Pandemi COVID-19 yang mulai menyebar kencang di Indonesia pada periode Maret – Mei tahun lalu menuntut masyarakat agar membatasi mobilitasnya. Bahkan, sampai dengan beberapa bulan setelahnya, tempat-tempat umum, salah satunya pusat perbelanjaan/mal ditutup agar tidak menciptakan kerumunan.
Namun, tentu saja aktivitas ekonomi tidak bisa terlalu lama lesu. Berbagai sektor penggerak ekonomi, mulai berangsur dibuka kembali dengan penerapan protokol kesehatan yang ketat, termasuk mal. Hal ini dilakukan agar tujuan pemulihan aktivitas ekonomi tidak kontraproduktif dengan upaya pencegahan penyebaran COVID-19. Dengan kata lain, risiko penyebaran virus antar pengunjung di dalam mall harus dimitigasi.
Pembaca ingat hal baru apa yang paling terasa saat mal kembali dibuka? Ya benar, di pintu akses masuk mal, satpam yang biasanya melakukan scanning dengan metal detector mendapatkan tugas tambahan untuk mengukur suhu pengunjung yang datang. Mengapa perlu mengukur suhu? Karena suhu tubuh dapat memberikan sinyal peringatan dini adanya infeksi dalam tubuh.
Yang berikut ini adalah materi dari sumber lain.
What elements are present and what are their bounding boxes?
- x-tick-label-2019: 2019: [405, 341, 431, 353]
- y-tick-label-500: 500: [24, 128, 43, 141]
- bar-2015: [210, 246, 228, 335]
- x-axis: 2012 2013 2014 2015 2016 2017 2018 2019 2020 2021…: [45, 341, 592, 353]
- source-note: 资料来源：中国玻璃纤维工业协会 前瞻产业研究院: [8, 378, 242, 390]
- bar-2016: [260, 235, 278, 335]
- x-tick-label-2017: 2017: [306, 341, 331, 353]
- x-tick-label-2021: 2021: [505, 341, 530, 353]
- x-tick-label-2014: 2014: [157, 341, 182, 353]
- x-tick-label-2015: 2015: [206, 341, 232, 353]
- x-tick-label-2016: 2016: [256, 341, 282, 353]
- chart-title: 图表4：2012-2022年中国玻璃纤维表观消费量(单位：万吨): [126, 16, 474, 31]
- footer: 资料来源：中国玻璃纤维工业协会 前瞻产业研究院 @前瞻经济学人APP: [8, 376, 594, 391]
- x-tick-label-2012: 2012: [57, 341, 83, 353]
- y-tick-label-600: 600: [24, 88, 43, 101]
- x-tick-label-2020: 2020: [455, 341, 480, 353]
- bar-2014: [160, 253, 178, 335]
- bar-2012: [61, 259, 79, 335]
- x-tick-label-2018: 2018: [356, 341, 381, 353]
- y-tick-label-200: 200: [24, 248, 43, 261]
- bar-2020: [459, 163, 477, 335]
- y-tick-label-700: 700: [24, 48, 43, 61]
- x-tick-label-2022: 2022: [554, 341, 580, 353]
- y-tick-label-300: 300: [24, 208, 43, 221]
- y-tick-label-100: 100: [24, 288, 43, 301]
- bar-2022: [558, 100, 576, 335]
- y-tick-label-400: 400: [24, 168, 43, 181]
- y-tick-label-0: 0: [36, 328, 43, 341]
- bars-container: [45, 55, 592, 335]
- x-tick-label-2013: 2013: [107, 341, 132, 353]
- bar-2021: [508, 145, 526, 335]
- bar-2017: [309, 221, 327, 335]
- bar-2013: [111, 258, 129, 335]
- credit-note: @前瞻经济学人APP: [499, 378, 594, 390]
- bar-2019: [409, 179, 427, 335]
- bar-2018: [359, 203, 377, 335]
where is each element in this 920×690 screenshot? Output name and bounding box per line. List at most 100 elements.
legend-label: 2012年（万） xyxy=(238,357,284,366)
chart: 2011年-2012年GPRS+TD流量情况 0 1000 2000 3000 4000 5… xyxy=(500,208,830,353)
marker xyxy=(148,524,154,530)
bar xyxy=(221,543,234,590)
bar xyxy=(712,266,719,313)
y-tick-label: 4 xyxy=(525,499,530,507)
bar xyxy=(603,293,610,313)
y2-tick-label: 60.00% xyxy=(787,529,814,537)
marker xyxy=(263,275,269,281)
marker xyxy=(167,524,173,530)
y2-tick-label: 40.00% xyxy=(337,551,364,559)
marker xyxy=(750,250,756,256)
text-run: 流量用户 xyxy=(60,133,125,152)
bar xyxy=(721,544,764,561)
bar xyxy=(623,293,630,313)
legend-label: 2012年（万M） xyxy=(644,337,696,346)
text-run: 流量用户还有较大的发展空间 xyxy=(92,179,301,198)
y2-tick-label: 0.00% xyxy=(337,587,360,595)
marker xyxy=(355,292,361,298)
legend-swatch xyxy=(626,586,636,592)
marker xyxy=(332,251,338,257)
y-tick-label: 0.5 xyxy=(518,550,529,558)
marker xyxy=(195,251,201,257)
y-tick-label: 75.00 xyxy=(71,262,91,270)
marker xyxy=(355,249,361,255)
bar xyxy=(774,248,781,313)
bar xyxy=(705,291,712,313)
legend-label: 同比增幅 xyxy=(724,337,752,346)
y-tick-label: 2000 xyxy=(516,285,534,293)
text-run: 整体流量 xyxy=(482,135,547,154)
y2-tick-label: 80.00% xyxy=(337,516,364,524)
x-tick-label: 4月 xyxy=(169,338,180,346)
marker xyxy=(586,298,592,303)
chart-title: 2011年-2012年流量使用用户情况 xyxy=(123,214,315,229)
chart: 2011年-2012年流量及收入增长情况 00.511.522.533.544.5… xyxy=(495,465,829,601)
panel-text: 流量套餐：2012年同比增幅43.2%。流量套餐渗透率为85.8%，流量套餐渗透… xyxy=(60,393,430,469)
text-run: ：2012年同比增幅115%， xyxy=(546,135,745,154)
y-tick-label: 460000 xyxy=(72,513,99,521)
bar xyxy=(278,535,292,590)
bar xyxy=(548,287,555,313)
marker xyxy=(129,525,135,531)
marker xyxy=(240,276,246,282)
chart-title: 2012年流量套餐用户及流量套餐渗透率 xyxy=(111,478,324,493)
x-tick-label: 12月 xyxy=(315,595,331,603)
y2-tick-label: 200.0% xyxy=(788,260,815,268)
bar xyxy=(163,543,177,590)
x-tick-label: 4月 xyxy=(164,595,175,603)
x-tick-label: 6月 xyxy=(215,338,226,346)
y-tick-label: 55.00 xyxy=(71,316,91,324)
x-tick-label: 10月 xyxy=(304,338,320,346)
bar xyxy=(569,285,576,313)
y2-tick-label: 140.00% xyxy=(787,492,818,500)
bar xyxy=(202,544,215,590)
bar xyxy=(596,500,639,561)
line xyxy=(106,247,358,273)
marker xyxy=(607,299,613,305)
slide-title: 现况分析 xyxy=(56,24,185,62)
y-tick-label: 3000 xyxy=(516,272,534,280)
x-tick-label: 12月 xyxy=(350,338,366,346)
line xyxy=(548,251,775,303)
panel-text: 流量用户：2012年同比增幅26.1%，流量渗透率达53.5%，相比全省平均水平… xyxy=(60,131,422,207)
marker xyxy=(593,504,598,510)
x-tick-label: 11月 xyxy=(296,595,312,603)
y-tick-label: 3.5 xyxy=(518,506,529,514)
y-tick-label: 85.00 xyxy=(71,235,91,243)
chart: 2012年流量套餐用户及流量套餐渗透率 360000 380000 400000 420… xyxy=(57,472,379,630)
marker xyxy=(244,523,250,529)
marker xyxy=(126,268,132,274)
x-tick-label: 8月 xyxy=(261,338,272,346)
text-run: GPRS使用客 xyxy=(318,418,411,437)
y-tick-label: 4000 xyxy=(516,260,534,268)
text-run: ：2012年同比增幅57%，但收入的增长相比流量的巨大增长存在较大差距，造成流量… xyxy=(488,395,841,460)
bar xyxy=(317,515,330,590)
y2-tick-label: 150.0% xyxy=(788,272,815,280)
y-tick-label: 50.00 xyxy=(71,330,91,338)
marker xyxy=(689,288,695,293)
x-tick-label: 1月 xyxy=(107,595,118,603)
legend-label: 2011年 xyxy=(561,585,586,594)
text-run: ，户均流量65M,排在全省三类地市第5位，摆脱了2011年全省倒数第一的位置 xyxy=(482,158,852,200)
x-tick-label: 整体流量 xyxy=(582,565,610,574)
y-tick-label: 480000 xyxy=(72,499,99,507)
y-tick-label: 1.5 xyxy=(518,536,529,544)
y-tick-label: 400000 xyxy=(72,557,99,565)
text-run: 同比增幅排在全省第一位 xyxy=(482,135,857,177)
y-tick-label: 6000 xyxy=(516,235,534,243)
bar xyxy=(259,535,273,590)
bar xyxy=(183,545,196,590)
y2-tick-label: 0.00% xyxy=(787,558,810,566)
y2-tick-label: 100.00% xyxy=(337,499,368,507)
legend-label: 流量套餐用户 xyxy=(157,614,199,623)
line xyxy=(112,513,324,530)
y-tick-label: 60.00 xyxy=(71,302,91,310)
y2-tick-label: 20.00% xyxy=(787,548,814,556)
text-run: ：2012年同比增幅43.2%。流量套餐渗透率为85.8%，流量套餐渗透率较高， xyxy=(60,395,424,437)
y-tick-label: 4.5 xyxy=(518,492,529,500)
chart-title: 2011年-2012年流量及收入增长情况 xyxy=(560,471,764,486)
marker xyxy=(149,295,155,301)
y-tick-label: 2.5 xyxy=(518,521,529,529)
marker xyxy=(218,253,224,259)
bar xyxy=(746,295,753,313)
Normalnya, suhu tubuh kita adalah 36,5–37,2 derajat celsius. Sedangkan, jika lebih dari itu, mengindikasikan bahwa tubuh sedang melawan infeksi. Atas kondisi ini pihak mal akan melarang pengunjung memasuki pusat perbelanjaan.
Dalam beberapa kondisi tertentu, orang terinfeksi tetap memiliki suhu tubuhnya normal. Namun, secara umum, berbagai riset menunjukkan bahwa suhu tubuh masih relevan dijadikan deteksi awal.
Memahami KRI dari Akarnya
Saya yakin, penjabaran di atas bukan hal baru bagi pembaca. Namun, memahami cerita di atas secara runut, akan memudahkan pembaca untuk memahami topik bacaan dalam tulisan kali ini. Key Risk Indicators (KRI) atau dalam bahasa Indonesia dikenal dengan sebutan Indikator Risiko Utama (IRU), masih merupakan topik hangat meski sudah diperkenalkan sejak tahun 2010.
Secara sederhana, dalam artikel yang berjudul “Identifying and Communicating Key Risk Indicators” yang ditulis oleh Susan Hwang, KRI dapat diartikan sebagai alat pengukuran untuk mengindikasikan potensi kemunculan (atau sudah munculnya) risiko, tingkatan paparan risikonya (risk exposure level), dan tren atau perubahan paparan risikonya.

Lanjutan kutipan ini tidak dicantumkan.